Background: Recent advances on high-throughput technologies have produced a vast amount of protein sequences, while the number of high-resolution structures has seen a limited increase. This has impelled the production of many strategies to built protein structures from its sequence, generating a considerable amount of alternative models. The selection of the closest model to the native conformation has thus become crucial for structure prediction. Several methods have been developed to score protein models by energies, knowledge-based potentials and combination of both.

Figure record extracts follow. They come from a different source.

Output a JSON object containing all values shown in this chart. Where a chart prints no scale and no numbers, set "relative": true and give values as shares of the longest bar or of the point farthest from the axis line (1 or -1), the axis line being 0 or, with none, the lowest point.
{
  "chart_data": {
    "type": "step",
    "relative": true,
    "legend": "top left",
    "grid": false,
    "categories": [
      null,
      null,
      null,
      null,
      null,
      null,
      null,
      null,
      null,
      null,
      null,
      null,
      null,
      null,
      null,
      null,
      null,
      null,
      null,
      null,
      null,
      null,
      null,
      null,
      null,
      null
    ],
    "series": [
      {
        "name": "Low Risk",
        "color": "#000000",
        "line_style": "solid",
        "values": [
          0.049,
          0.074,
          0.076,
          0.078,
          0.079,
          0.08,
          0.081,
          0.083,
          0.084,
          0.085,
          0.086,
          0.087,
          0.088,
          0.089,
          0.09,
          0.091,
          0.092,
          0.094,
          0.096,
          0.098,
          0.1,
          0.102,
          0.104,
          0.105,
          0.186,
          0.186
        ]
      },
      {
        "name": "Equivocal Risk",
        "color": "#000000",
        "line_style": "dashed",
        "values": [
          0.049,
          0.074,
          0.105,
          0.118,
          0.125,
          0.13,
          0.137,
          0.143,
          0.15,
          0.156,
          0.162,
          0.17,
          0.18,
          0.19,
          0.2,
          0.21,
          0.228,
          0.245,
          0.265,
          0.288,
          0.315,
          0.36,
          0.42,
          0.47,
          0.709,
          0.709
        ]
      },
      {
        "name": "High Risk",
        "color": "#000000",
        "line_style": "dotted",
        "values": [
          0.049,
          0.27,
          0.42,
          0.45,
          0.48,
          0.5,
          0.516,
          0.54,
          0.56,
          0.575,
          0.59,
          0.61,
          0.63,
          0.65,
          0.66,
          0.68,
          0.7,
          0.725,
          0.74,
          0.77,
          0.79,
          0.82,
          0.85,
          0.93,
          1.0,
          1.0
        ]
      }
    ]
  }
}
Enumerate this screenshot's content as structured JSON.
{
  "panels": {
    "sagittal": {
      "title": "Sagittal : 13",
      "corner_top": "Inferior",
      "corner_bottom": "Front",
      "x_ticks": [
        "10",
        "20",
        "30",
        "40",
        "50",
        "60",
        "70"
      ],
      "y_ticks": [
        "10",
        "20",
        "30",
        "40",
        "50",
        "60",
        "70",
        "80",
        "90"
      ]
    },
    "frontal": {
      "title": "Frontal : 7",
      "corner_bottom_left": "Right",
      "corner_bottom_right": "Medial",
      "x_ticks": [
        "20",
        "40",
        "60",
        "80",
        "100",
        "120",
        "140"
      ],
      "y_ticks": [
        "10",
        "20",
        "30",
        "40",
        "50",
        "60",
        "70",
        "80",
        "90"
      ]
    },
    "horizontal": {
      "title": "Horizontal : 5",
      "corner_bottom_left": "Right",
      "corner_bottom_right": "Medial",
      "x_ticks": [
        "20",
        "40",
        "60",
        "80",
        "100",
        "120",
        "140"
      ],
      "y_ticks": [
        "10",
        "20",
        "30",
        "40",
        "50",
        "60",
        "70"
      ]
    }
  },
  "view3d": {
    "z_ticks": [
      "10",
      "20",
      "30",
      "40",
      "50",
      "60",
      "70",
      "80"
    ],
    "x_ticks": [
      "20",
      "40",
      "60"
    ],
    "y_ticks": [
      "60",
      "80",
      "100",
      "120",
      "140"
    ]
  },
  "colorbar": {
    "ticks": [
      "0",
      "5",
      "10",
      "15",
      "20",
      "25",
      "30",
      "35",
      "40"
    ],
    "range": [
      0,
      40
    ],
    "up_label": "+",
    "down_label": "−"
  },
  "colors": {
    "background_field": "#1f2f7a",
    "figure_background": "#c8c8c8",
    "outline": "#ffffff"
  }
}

Results: Here, we present and demonstrate a theory to split the knowledge-based potentials in scoring terms biologically meaningful and to combine them in new scores to predict near-native structures. Our strategy allows circumventing the problem of defining the reference state. In this approach we give the proof for a simple and linear application that can be further improved by optimizing the combination of Zscores. Using the simplest composite score (ZECbeta) we obtained predictions similar to state-of-the-art methods. Besides, our approach has the advantage of identifying the most relevant terms involved in the stability of the protein structure. Finally, we also use the composite Zscores to assess the conformation of models and to detect local errors.
Conclusion: We have introduced a method to split knowledge-based potentials and to solve the problem of defining a reference state. The new scores have detected near-native structures as accurately as state-of-art methods and have been successful to identify wrongly modeled regions of many near-native conformations.